RIO DE JANEIRO — Rio de Janeiro launched on Wednesday the 100-day countdown to the Olympic Games, with the government and sports leaders insisting it will be a landmark occasion, despite chaotic preparations and Brazil’s political meltdown.
Countdown events were held around the world, and Rio organisers took over the Olympic flame in Athens to start the journey to South America’s first Olympics.
New Zealand athletes staged a traditional haka dance on an Auckland beach to mark the day. Britain unveiled its Olympic uniform, designed by Stella McCartney.
But while the Brazilian government and International Olympic Committee (IOC) insist there is no turning back from the road to Rio, storm clouds remain, both at home and abroad.
Brazilian President Dilma Rousseff could be turfed out of office through impeachment before the Games. Even her vice-president, Michel Temer, who would normally take over, could face action.
The economy is shrinking for the second consecutive year, unemployment has shot up to 10.2%, and Olympic organisers have had to slash budgets.
They say that the stadiums are 98% ready, however.
With crime also rising, Brazil’s record came in for a new spotlight when Amnesty International demanded action be taken over rising police killings, particularly in Rio’s favela shanty towns.
The rights group said 11 people had been killed in police shootings in Rio in the past month, and at least 307 people had been killed by police in the city last year.
“Despite the promised legacy of a safe city for hosting the Olympic Games, killings by the police have been steadily increasing over the past few years in Rio,” said Atila Roque, head of Amnesty International Brazil.
Rio authorities also admitted that 11 people had died in the past three years on Rio Olympics construction projects. “It’s a frightening number,” said Robson Leite, inspector for the labour office in the Rio de Janeiro state, who compared the toll in a single city to the eight killed during construction of sites for the whole World Soccer Cup in Brazil in 2014.
But IOC president Thomas Bach has predicted Rio will lay on an “excellent” Games, and Brazil’s Sports Minister Ricardo Leyser insisted the political crisis would have no effect on the event.
“From the point of view of preparing the Games, the crisis has no effect at all,” Leyser said, declaring himself “at ease” with the remaining duties.
“The main expenses have been met, and now we are starting to deal with thousands of smaller issues.
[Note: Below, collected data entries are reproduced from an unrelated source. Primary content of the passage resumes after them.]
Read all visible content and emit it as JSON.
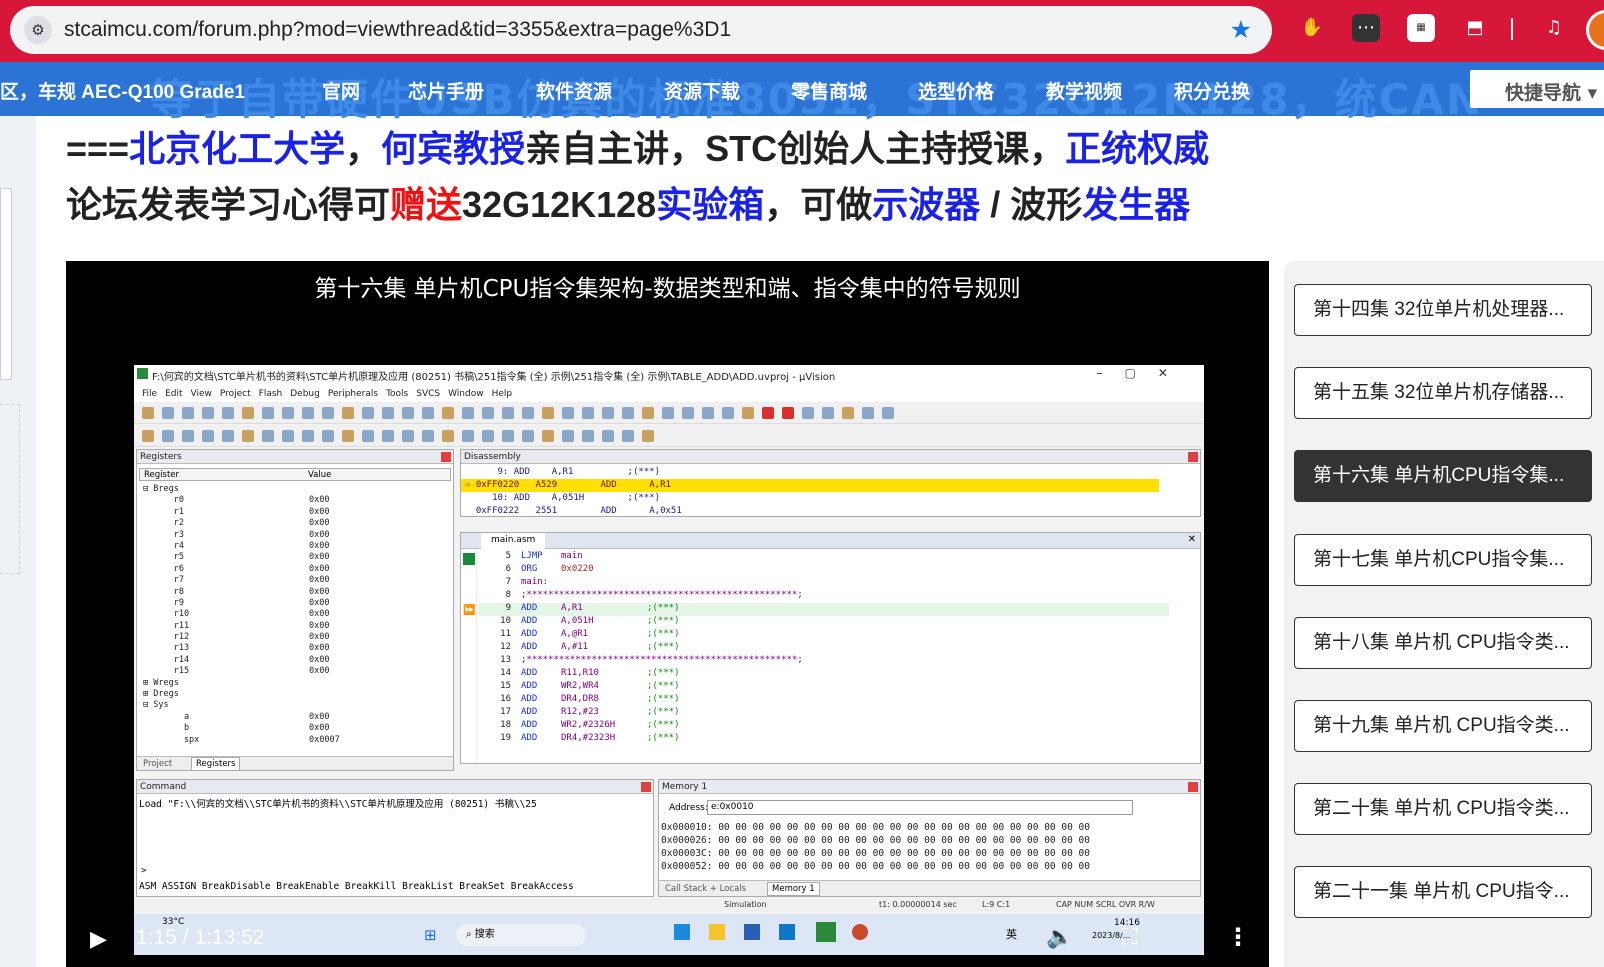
{
  "browser": {
    "url": "stcaimcu.com/forum.php?mod=viewthread&tid=3355&extra=page%3D1"
  },
  "nav": {
    "items": [
      "区，车规 AEC-Q100 Grade1",
      "官网",
      "芯片手册",
      "软件资源",
      "资源下载",
      "零售商城",
      "选型价格",
      "教学视频",
      "积分兑换"
    ],
    "ghost_text": "等于自带硬件USB仿真的标准8051，STC32G12K128，统CAN",
    "quick_nav": "快捷导航"
  },
  "headline": {
    "line1": {
      "prefix": "===",
      "school": "北京化工大学",
      "sep1": "，",
      "prof": "何宾教授",
      "mid": "亲自主讲，STC创始人主持授课，",
      "authority": "正统权威"
    },
    "line2": {
      "part1": "论坛发表学习心得可",
      "gift": "赠送",
      "model": "32G12K128",
      "box": "实验箱",
      "part2": "，可做",
      "scope": "示波器",
      "slash": " / 波形",
      "gen": "发生器"
    }
  },
  "video": {
    "title": "第十六集 单片机CPU指令集架构-数据类型和端、指令集中的符号规则",
    "timecode": "1:15 / 1:13:52",
    "ide": {
      "title": "F:\\何宾的文档\\STC单片机书的资料\\STC单片机原理及应用 (80251) 书稿\\251指令集 (全) 示例\\251指令集 (全) 示例\\TABLE_ADD\\ADD.uvproj - µVision",
      "menus": [
        "File",
        "Edit",
        "View",
        "Project",
        "Flash",
        "Debug",
        "Peripherals",
        "Tools",
        "SVCS",
        "Window",
        "Help"
      ],
      "registers_title": "Registers",
      "reg_header": {
        "name": "Register",
        "value": "Value"
      },
      "registers": [
        {
          "name": "⊟ Bregs",
          "value": ""
        },
        {
          "name": "      r0",
          "value": "0x00"
        },
        {
          "name": "      r1",
          "value": "0x00"
        },
        {
          "name": "      r2",
          "value": "0x00"
        },
        {
          "name": "      r3",
          "value": "0x00"
        },
        {
          "name": "      r4",
          "value": "0x00"
        },
        {
          "name": "      r5",
          "value": "0x00"
        },
        {
          "name": "      r6",
          "value": "0x00"
        },
        {
          "name": "      r7",
          "value": "0x00"
        },
        {
          "name": "      r8",
          "value": "0x00"
        },
        {
          "name": "      r9",
          "value": "0x00"
        },
        {
          "name": "      r10",
          "value": "0x00"
        },
        {
          "name": "      r11",
          "value": "0x00"
        },
        {
          "name": "      r12",
          "value": "0x00"
        },
        {
          "name": "      r13",
          "value": "0x00"
        },
        {
          "name": "      r14",
          "value": "0x00"
        },
        {
          "name": "      r15",
          "value": "0x00"
        },
        {
          "name": "⊞ Wregs",
          "value": ""
        },
        {
          "name": "⊞ Dregs",
          "value": ""
        },
        {
          "name": "⊟ Sys",
          "value": ""
        },
        {
          "name": "        a",
          "value": "0x00"
        },
        {
          "name": "        b",
          "value": "0x00"
        },
        {
          "name": "        spx",
          "value": "0x0007"
        }
      ],
      "reg_tabs": [
        "Project",
        "Registers"
      ],
      "disassembly_title": "Disassembly",
      "disassembly": [
        "      9: ADD    A,R1          ;(***)",
        "⇨ 0xFF0220   A529        ADD      A,R1",
        "     10: ADD    A,051H        ;(***)",
        "  0xFF0222   2551        ADD      A,0x51"
      ],
      "source_tab": "main.asm",
      "source": [
        {
          "n": "5",
          "a": "LJMP",
          "b": "main",
          "c": ""
        },
        {
          "n": "6",
          "a": "ORG",
          "b": "0x0220",
          "c": ""
        },
        {
          "n": "7",
          "a": "main:",
          "b": "",
          "c": ""
        },
        {
          "n": "8",
          "a": ";**************************************************;",
          "b": "",
          "c": ""
        },
        {
          "n": "9",
          "a": "ADD",
          "b": "A,R1",
          "c": ";(***)"
        },
        {
          "n": "10",
          "a": "ADD",
          "b": "A,051H",
          "c": ";(***)"
        },
        {
          "n": "11",
          "a": "ADD",
          "b": "A,@R1",
          "c": ";(***)"
        },
        {
          "n": "12",
          "a": "ADD",
          "b": "A,#11",
          "c": ";(***)"
        },
        {
          "n": "13",
          "a": ";**************************************************;",
          "b": "",
          "c": ""
        },
        {
          "n": "14",
          "a": "ADD",
          "b": "R11,R10",
          "c": ";(***)"
        },
        {
          "n": "15",
          "a": "ADD",
          "b": "WR2,WR4",
          "c": ";(***)"
        },
        {
          "n": "16",
          "a": "ADD",
          "b": "DR4,DR8",
          "c": ";(***)"
        },
        {
          "n": "17",
          "a": "ADD",
          "b": "R12,#23",
          "c": ";(***)"
        },
        {
          "n": "18",
          "a": "ADD",
          "b": "WR2,#2326H",
          "c": ";(***)"
        },
        {
          "n": "19",
          "a": "ADD",
          "b": "DR4,#2323H",
          "c": ";(***)"
        }
      ],
      "command_title": "Command",
      "command_text": "Load \"F:\\\\何宾的文档\\\\STC单片机书的资料\\\\STC单片机原理及应用 (80251) 书稿\\\\25",
      "command_prompt": ">",
      "command_hint": "ASM ASSIGN BreakDisable BreakEnable BreakKill BreakList BreakSet BreakAccess",
      "memory_title": "Memory 1",
      "memory_address_label": "Address:",
      "memory_address": "e:0x0010",
      "memory_lines": [
        "0x000010: 00 00 00 00 00 00 00 00 00 00 00 00 00 00 00 00 00 00 00 00 00 00",
        "0x000026: 00 00 00 00 00 00 00 00 00 00 00 00 00 00 00 00 00 00 00 00 00 00",
        "0x00003C: 00 00 00 00 00 00 00 00 00 00 00 00 00 00 00 00 00 00 00 00 00 00",
        "0x000052: 00 00 00 00 00 00 00 00 00 00 00 00 00 00 00 00 00 00 00 00 00 00"
      ],
      "memory_tabs": [
        "Call Stack + Locals",
        "Memory 1"
      ],
      "status": {
        "mode": "Simulation",
        "time": "t1: 0.00000014 sec",
        "pos": "L:9 C:1",
        "flags": "CAP  NUM  SCRL  OVR  R/W"
      },
      "taskbar": {
        "temp": "33°C",
        "search": "搜索",
        "ime": "英",
        "time": "14:16",
        "date": "2023/8/..."
      }
    }
  },
  "playlist": {
    "items": [
      "第十四集 32位单片机处理器...",
      "第十五集 32位单片机存储器...",
      "第十六集 单片机CPU指令集...",
      "第十七集 单片机CPU指令集...",
      "第十八集 单片机 CPU指令类...",
      "第十九集 单片机 CPU指令类...",
      "第二十集 单片机 CPU指令类...",
      "第二十一集 单片机 CPU指令..."
    ],
    "active_index": 2
  },
  "colors": {
    "chrome": "#d6173a",
    "nav": "#2b74d6",
    "headline_blue": "#1a22e8",
    "headline_red": "#ee1111",
    "star": "#1a73e8"
  }
}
Our planning and execution plan was truly very good.”
Greek President Prokopis Pavlopoulos and Rio 2016 organising committee chairman Carlos Nuzman attended the handing over of the Olympic flame in Athens.
The flame will make a short stopover in Switzerland, including at the Olympic museum in Lausanne, before arriving in Brasilia on Tuesday.
About 12,000 torchbearers will then carry the flame through scores of Brazilian towns and cities ahead of the opening of the Games at Rio’s Maracana stadium on August 5.
Last Tuesday, Ibrahim al-Hussein, a Syrian swimmer who lost part of his leg in a bombing, carried the torch through Eleonas camp in Athens, where about 1,600 asylum seekers are being given temporary shelter.
But sporting storm clouds abroad also hang over the Olympics. Russian athletics, facing one of the biggest doping scandals in sporting history, is suspended from competition, and is uncertain to be reinstated for Rio.
Russia’s women’s Olympic high jump champion Anna Chicherova is training without knowing whether she will go to Rio. And she acknowledged the strain.
“There are times when you don’t know where you’re going; when you lose sight of the goal,” Chicherova said. “I have experienced many things on an emotional level from this situation, from desperation to not understanding what is going on.”
The International Association of Athletics Federations (IAAF) suspended Russia in November after a World Anti-Doping Agency commission said there was “state-sponsored” doping and widespread corruption in Russian sport.
The IAAF will not decide on whether Russia can return for the Rio Olympics until June.